How do you measure outcomes in behavioral health?
As more behavioral health providers shift away from fee for service models of care towards value-based payments, the key question becomes: how do you define value?
Value-based payments typically involve rewarding providers for better outcomes. Key metrics may include rehospitalization rates, emergency department utilization, and more.
But in behavioral health, outcomes can be harder to measure than they are in other types of healthcare.
Take, for example, knee replacement surgery. It’s fairly straightforward to measure the outcomes – you can either walk or you can’t, and it is clear how much physical therapy it took to get back into walking shape.
But how do you measure the quality of life changes that behavioral health providers are concerned with?
Stuart Archer, the CEO of Oceans Healthcare, says that “our patients are different. A good outcome may be that this patient is safely maintained in a residential setting for the rest of their life, or, maybe that this person is able to return to work. It gets really complex in behavioral health.”
And as HealthAffairs states, “There are few endorsed measures of key behavioral health processes and outcomes such as: control of core symptoms of psychiatric illnesses; engagement and retention in care; establishment of family/community supports; access to recovery-oriented services; and personal and public safety.”
But just because the measures needed are complex, doesn’t mean that value-based care should be thrown out in favor of fee for service models. The upside of value-based payments is too large.
What is needed is a collaborative approach between payers and providers to define, measure, and report outcomes that paint a holistic picture of what is going on with mental health patients.

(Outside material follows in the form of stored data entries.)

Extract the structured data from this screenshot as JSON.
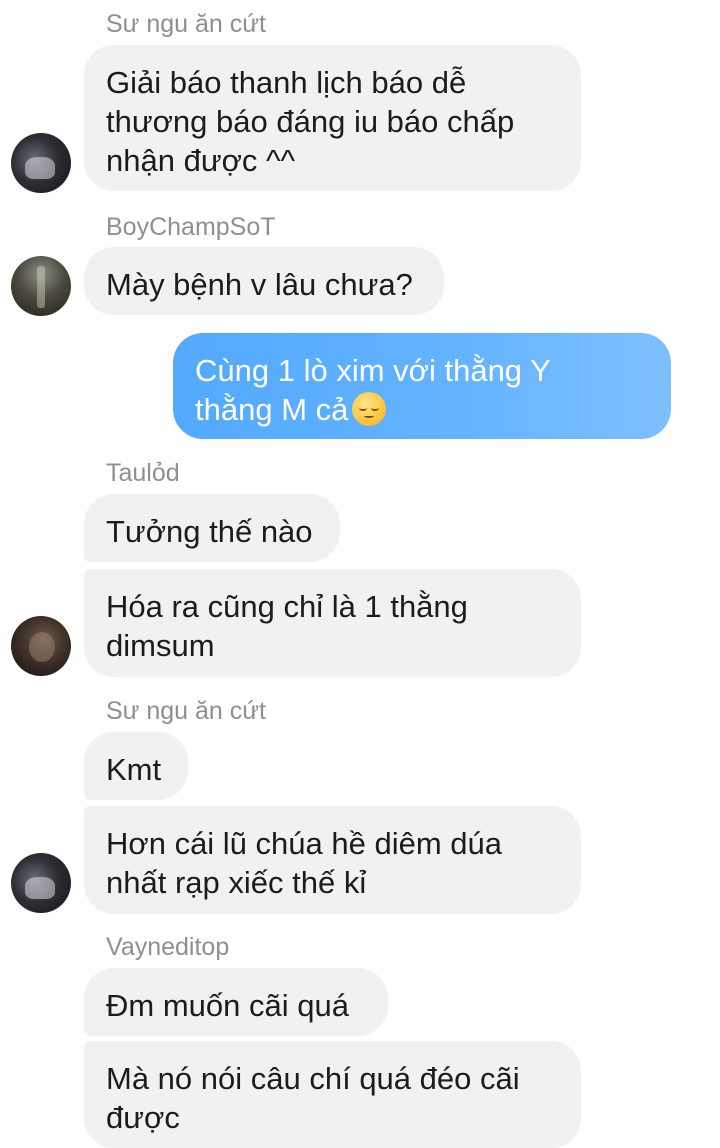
{
  "messages": [
    {
      "sender": "Sư ngu ăn cứt",
      "text": "Giải báo thanh lịch báo dễ\nthương báo đáng iu báo chấp\nnhận được ^^"
    },
    {
      "sender": "BoyChampSoT",
      "text": "Mày bệnh v lâu chưa?"
    },
    {
      "outgoing": true,
      "text": "Cùng 1 lò xim với thằng Y\nthằng M cả",
      "emoji": "relieved-face-emoji"
    },
    {
      "sender": "Taulỏd",
      "text_1": "Tưởng thế nào",
      "text_2": "Hóa ra cũng chỉ là 1 thằng\ndimsum"
    },
    {
      "sender": "Sư ngu ăn cứt",
      "text_1": "Kmt",
      "text_2": "Hơn cái lũ chúa hề diêm dúa\nnhất rạp xiếc thế kỉ"
    },
    {
      "sender": "Vayneditop",
      "text_1": "Đm muốn cãi quá",
      "text_2": "Mà nó nói câu chí quá đéo cãi\nđược"
    }
  ],
  "colors": {
    "incoming_bubble": "#f1f1f1",
    "outgoing_bubble_start": "#52a9ff",
    "outgoing_bubble_end": "#7dbfff",
    "sender_name": "#8e8e93",
    "text": "#1c1c1c"
  }
}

In addition, “In certain circumstances, process measures may be more relevant and useful than outcome measures. One example involves suicide: over 40,000 individuals commit suicide in the United States each year, but the frequency of suicides in smaller populations of patients attributed to VBP arrangements will likely be too low to allow for opportunities to demonstrate improvement.”
Since the sample size will be too small at an individual level to determine suicide rate definitively in a limited population, process measures such as medication adherence can be useful in those situations.
As always, value-based payments will evolve and improve as adoption increases.
The more behavioral health providers and payers switch to value-based payments, the more data there will be around what outcomes matter most in terms of keeping costs down.